Being queer and/or transgender is a gift. It is a gift to see the world through different eyes. It is a gift to know who you true family and friends are. It is a gift to be able to build a family based on love and commitment. It is a gift to have to work to discover yourself, to learn to love yourself (because when you do your love is so much stronger and more deeply rooted).
Our theology is not cheap because we have worked for it. Our faith is not cheap because we have fought for it. There are no rote traditions here because we have worked for the ones that we have and we have kept the ones that give life.
We are a gift to the church because we see differently. We understand resurrection in ways that are intimate and profound. We read Scripture with eyes that are wide open and see hidden things. We infuse liturgy and worship with life because we know that none of it should be taken for granted.
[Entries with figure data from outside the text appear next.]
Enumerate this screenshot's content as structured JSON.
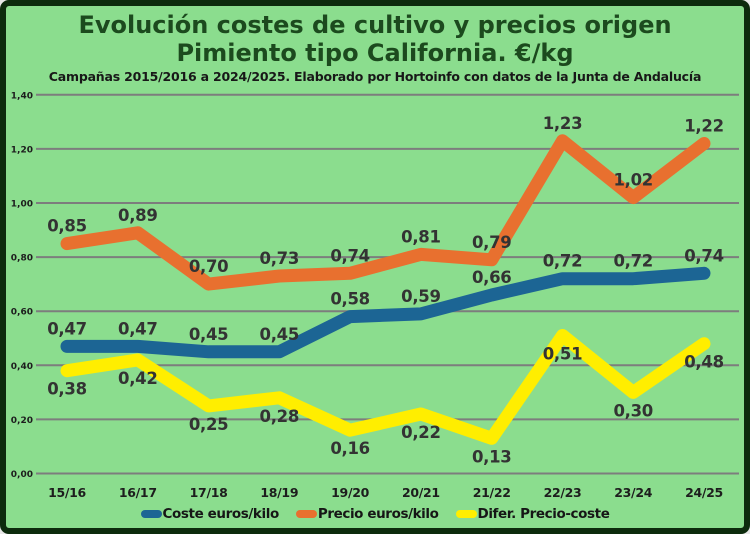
{
  "header": {
    "title_line1": "Evolución costes de cultivo y precios origen",
    "title_line2": "Pimiento tipo California. €/kg",
    "subtitle": "Campañas 2015/2016 a 2024/2025. Elaborado por Hortoinfo con datos de la Junta de Andalucía"
  },
  "colors": {
    "background": "#8bdd8e",
    "frame_border": "#0d2b0d",
    "title": "#1c4a1e",
    "gridline": "#7d7d7d",
    "axis_text": "#1d1d1d",
    "data_label": "#333333",
    "cost_line": "#1c6594",
    "price_line": "#e8702f",
    "diff_line": "#ffee00"
  },
  "chart_data": {
    "type": "line",
    "title": "Evolución costes de cultivo y precios origen Pimiento tipo California. €/kg",
    "subtitle": "Campañas 2015/2016 a 2024/2025. Elaborado por Hortoinfo con datos de la Junta de Andalucía",
    "unit": "€/kg",
    "categories": [
      "15/16",
      "16/17",
      "17/18",
      "18/19",
      "19/20",
      "20/21",
      "21/22",
      "22/23",
      "23/24",
      "24/25"
    ],
    "series": [
      {
        "name": "Coste euros/kilo",
        "color": "#1c6594",
        "label_side": "above",
        "values": [
          0.47,
          0.47,
          0.45,
          0.45,
          0.58,
          0.59,
          0.66,
          0.72,
          0.72,
          0.74
        ]
      },
      {
        "name": "Precio euros/kilo",
        "color": "#e8702f",
        "label_side": "above",
        "values": [
          0.85,
          0.89,
          0.7,
          0.73,
          0.74,
          0.81,
          0.79,
          1.23,
          1.02,
          1.22
        ]
      },
      {
        "name": "Difer. Precio-coste",
        "color": "#ffee00",
        "label_side": "below",
        "values": [
          0.38,
          0.42,
          0.25,
          0.28,
          0.16,
          0.22,
          0.13,
          0.51,
          0.3,
          0.48
        ]
      }
    ],
    "ylim": [
      0,
      1.4
    ],
    "ytick_step": 0.2,
    "decimal_separator": ",",
    "grid": true,
    "legend_position": "bottom",
    "xlabel": "",
    "ylabel": ""
  }
}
We bring new understandings to what it means to be family, to what commitment looks like, to how to care for your community and neighbor. We bring new understanding to the fight for justice and how to get what you need when the government doesn’t care about you.
We are a gift to the church and the world and it’s time we start owning that. It’s time we start claiming that. Let’s banish “I’m just like you” from our vocabulary and instead build a movement that claims “We see with unique eyes and you need what we see.”
Because the world needs us. The world needs us to survive and to thrive and to reinvent how we do things. We can and we will.
Because our queer and/or trans identities are a gift.